Yeah, I know, I'm a good three days late. Whenever it comes to writing about major events, this always seems to happen...
I digress. In case anyone wasn't already aware, Aaron Swartz committed suicide a few days ago, at 26 years old. I was only passingly familiar with his work and his ideas, despite the connection that I had to his family (one which I won't describe in detail, in keeping with my tradition of not discussing personal matters in this forum). Indeed, I don't feel informed enough even to provide a summary of his life; I would encourage people to follow the link to the Wired article for that.
Although, given some of the things I have found online in the wake of this tragic loss, I can safely say that I can add one more person to the list of people with whom I would love to meet and talk to in person... or rather, the subset of that list that is made up of the people for which that will never again be possible.
I am too late to discuss his ideas with him in person, but thanks to the Internet which he valued so highly, I have been able to read (some of) those ideas now. And more importantly, I've re-read the things that I've written - about SOPA when that was being considered, about Megaupload when that site was taken down, about the ways the American community watches anime.
I do believe that some of those ideas still stand. I believe that content creators should have the right to determine how their work is shared with others, whether that be posting to the Internet under a Creative Commons license or a DVD collection that costs a staggering three hundred and seventy dollars.
And yet, focusing on that (as I have done in the past) has caused me, in some major ways, to be guilty of missing the point to an almost staggering degree. Re-reading what I've written and what Aaron Swartz has argued for in the past has forced a rethinking of my own thoughts on these issues. Indeed, forced a rethinking on how I reacted to the "crime" which played a major role in this saga, Aaron's downloading of multiple different articles from JSTOR and his intention to make them widely available, although that reaction is one that I never discussed publicly.

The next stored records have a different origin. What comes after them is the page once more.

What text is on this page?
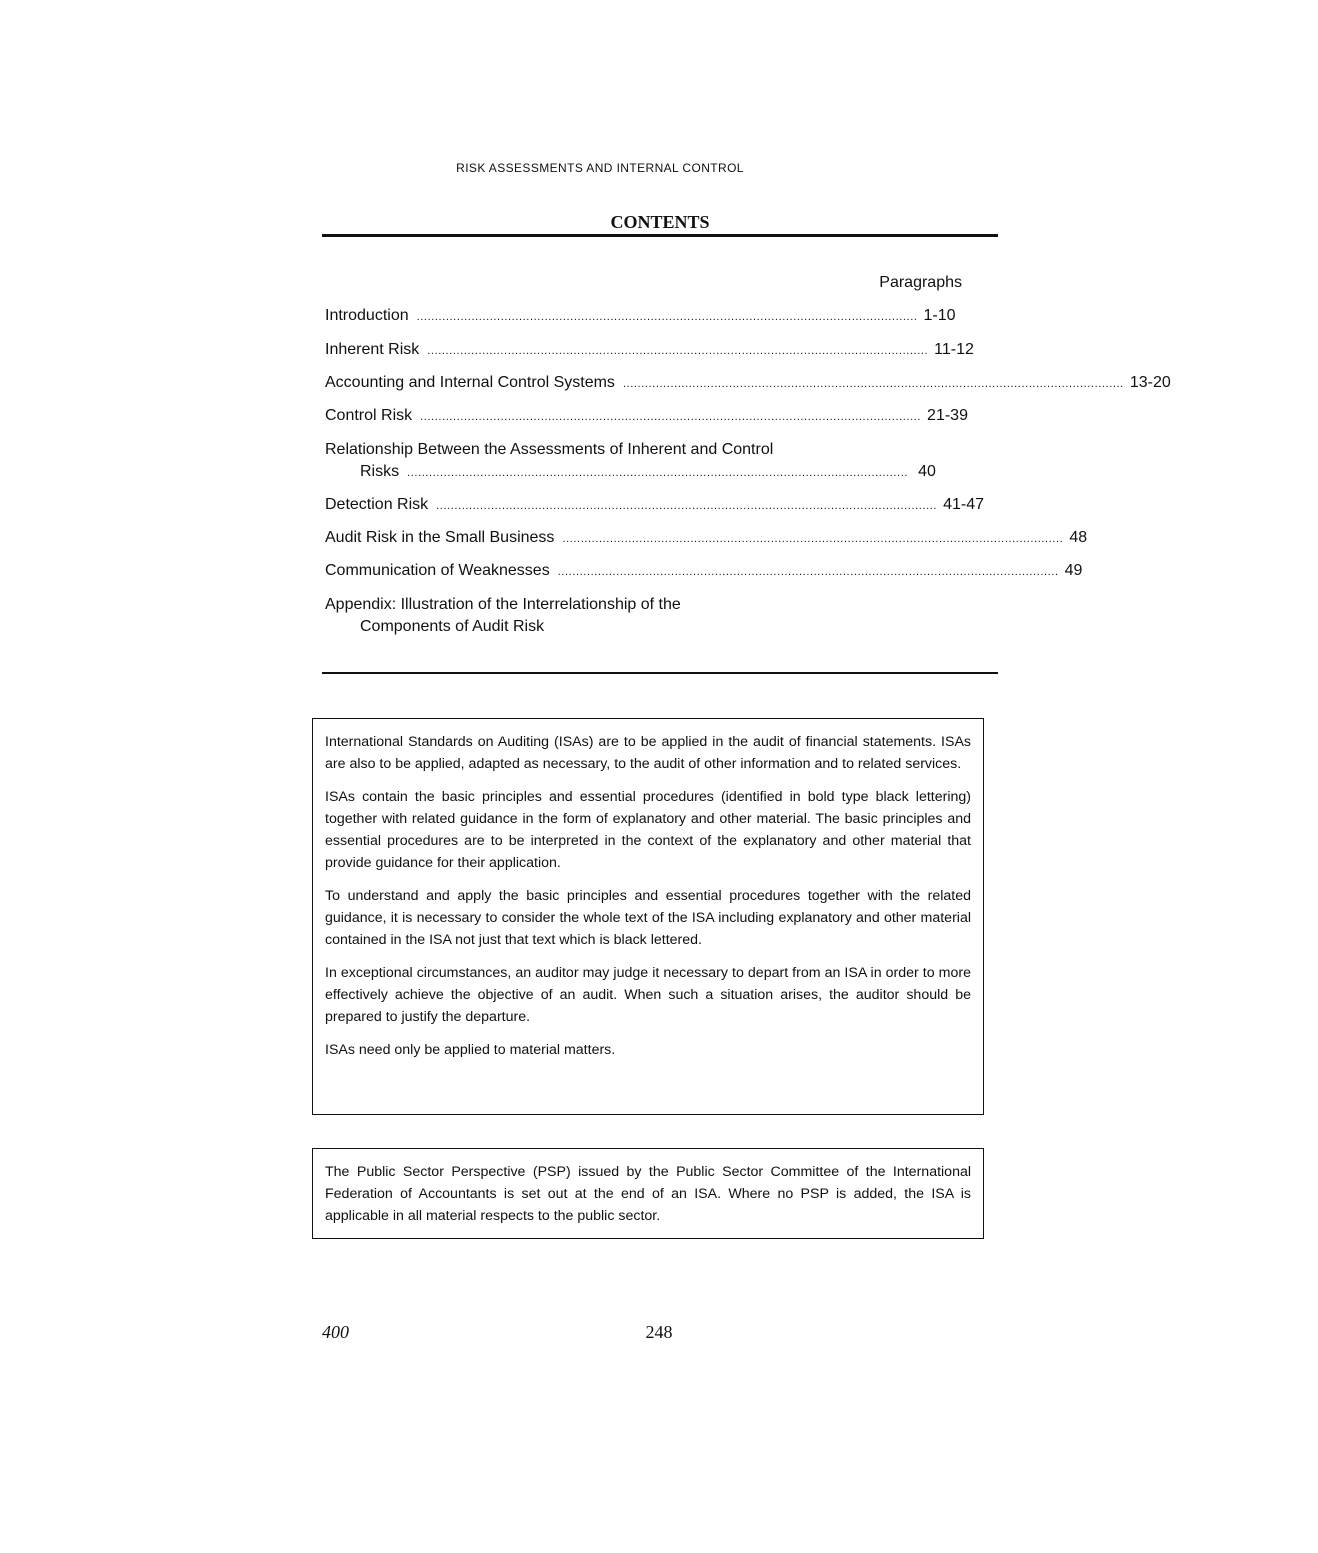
RISK ASSESSMENTS AND INTERNAL CONTROL
CONTENTS
Paragraphs
Introduction ......................................................................................................................................... 1-10
Inherent Risk ......................................................................................................................................... 11-12
Accounting and Internal Control Systems ......................................................................................................................................... 13-20
Control Risk ......................................................................................................................................... 21-39
Relationship Between the Assessments of Inherent and Control
Risks ......................................................................................................................................... 40
Detection Risk ......................................................................................................................................... 41-47
Audit Risk in the Small Business ......................................................................................................................................... 48
Communication of Weaknesses ......................................................................................................................................... 49
Appendix: Illustration of the Interrelationship of the
Components of Audit Risk

International Standards on Auditing (ISAs) are to be applied in the audit of financial statements. ISAs are also to be applied, adapted as necessary, to the audit of other information and to related services.

ISAs contain the basic principles and essential procedures (identified in bold type black lettering) together with related guidance in the form of explanatory and other material. The basic principles and essential procedures are to be interpreted in the context of the explanatory and other material that provide guidance for their application.

To understand and apply the basic principles and essential procedures together with the related guidance, it is necessary to consider the whole text of the ISA including explanatory and other material contained in the ISA not just that text which is black lettered.

In exceptional circumstances, an auditor may judge it necessary to depart from an ISA in order to more effectively achieve the objective of an audit. When such a situation arises, the auditor should be prepared to justify the departure.

ISAs need only be applied to material matters.

The Public Sector Perspective (PSP) issued by the Public Sector Committee of the International Federation of Accountants is set out at the end of an ISA. Where no PSP is added, the ISA is applicable in all material respects to the public sector.

400	248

To an extent, those reactions have been shaped by my concern over the way society functions now. My desire to play by the rules, and a personality that considers intentionally breaking the rules to be usually unjustifiable. This, then, was my failing: to discuss the issue as if the rules we play under today were inviolable. As if society cannot change. It is a failing that is all the more unbelievable considering the way I react to "society can't change" when the subject is misogyny. A failing that is frankly absurd considering that the rules in question, that led to federal prosecution for his actions, are ones that need to change.
Let this mea culpa, then, stand as my personal tribute to Aaron Swartz. If it were possible, I would beg his forgiveness, in that it had to come to this before I gave his ideas the attention they deserved... and I will work to ensure that I do not continue in the errors that have characterized my thinking on these issues.
My condolences go out to his family and friends, and I would encourage people to visit the memorial website that they have set up in his memory.
May you rest in peace, Aaron Swartz, knowing that your work will not go unfinished.